The family whose teenage daughter died after having wisdom teeth removed reached a $2 million settlement with the onetime Edina oral surgeon who performed the procedure and now does similar work as an instructor at the University of Minnesota.
Dr. Paul Tompach, who temporarily had his right to practice suspended and now teaches at the University of Minnesota, and the family of Sydney Galleger settled the lawsuit late last month.

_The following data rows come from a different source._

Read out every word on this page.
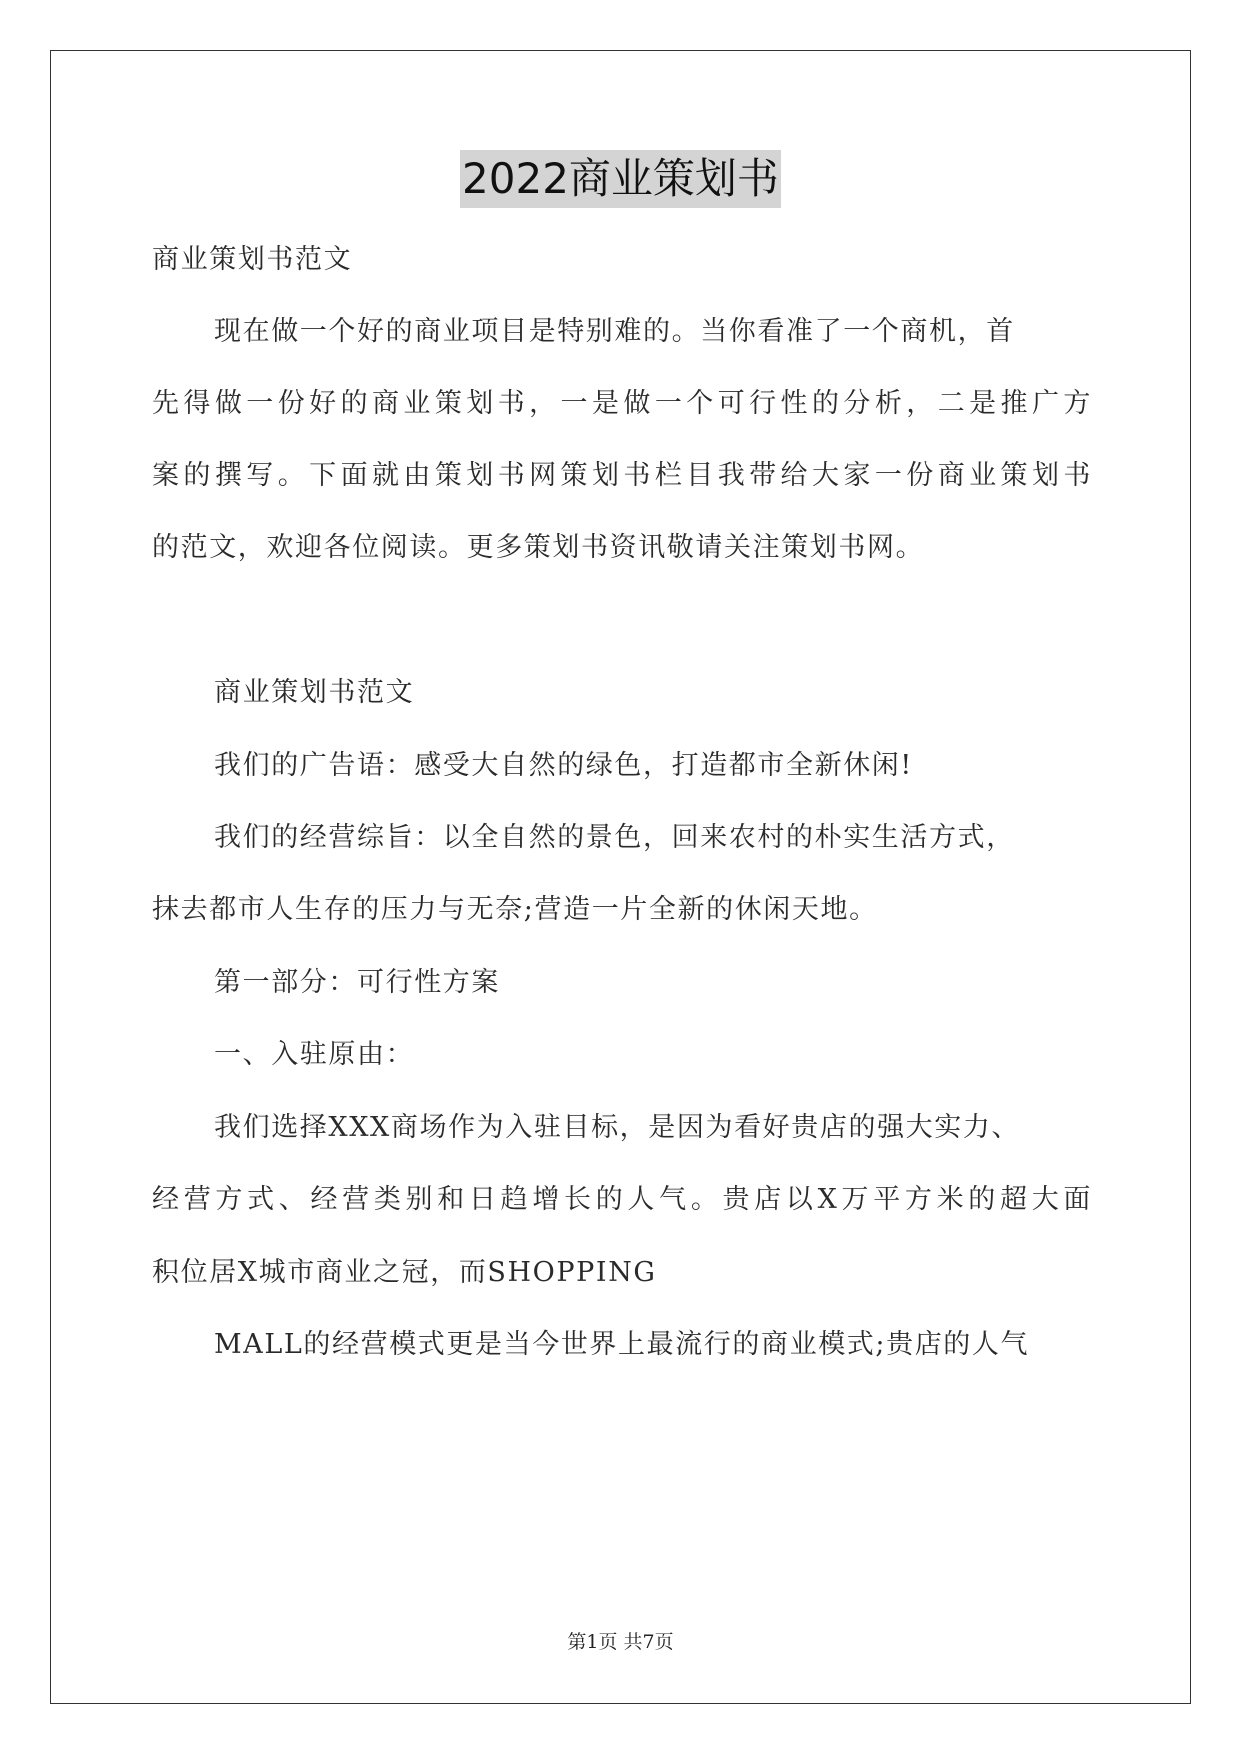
2022商业策划书
商业策划书范文
现在做一个好的商业项目是特别难的。当你看准了一个商机，首
先得做一份好的商业策划书，一是做一个可行性的分析，二是推广方
案的撰写。下面就由策划书网策划书栏目我带给大家一份商业策划书
的范文，欢迎各位阅读。更多策划书资讯敬请关注策划书网。
商业策划书范文
我们的广告语：感受大自然的绿色，打造都市全新休闲!
我们的经营综旨：以全自然的景色，回来农村的朴实生活方式，
抹去都市人生存的压力与无奈;营造一片全新的休闲天地。
第一部分：可行性方案
一、入驻原由：
我们选择XXX商场作为入驻目标，是因为看好贵店的强大实力、
经营方式、经营类别和日趋增长的人气。贵店以X万平方米的超大面
积位居X城市商业之冠，而SHOPPING
MALL的经营模式更是当今世界上最流行的商业模式;贵店的人气
第1页 共7页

The medical malpractice suit, filed in Hennepin County District Court in January, alleged Tompach's "negligent and dangerous" actions on June 9, 2015, during the procedure led to the death days later of Galleger, 17, of Eden Prairie.
Galleger's family alleged Tompach incorrectly administered general anesthesia and failed to provide proper monitoring during the surgery. An autopsy found that Galleger died from oxygen being denied to the brain due to cardiac arrest.
Under terms of the settlement, parents Diane and Steven Galleger will get $1,279,600, the law firm representing them gets $740,000 and the family's health insurer receives $40,400 for medical expenses related to the death.
The Gallegers not only felt that the $2.06 million was a "fair and reasonable" amount, according to the settlement filing, it also was the maximum that Tompach's malpractice insurance could have paid out.
"I'm absolutely convinced that [Sydney] didn't have to die the way she did," attorney Kathleen Peterson said Monday on behalf of the Gallegers. "No amount of money ever replaces a child."
Peterson said that suing the doctor "gave the family a better understanding of how the death of their daughter came about. ... They had the courage in a difficult situation to seek the truth about why their daughter died."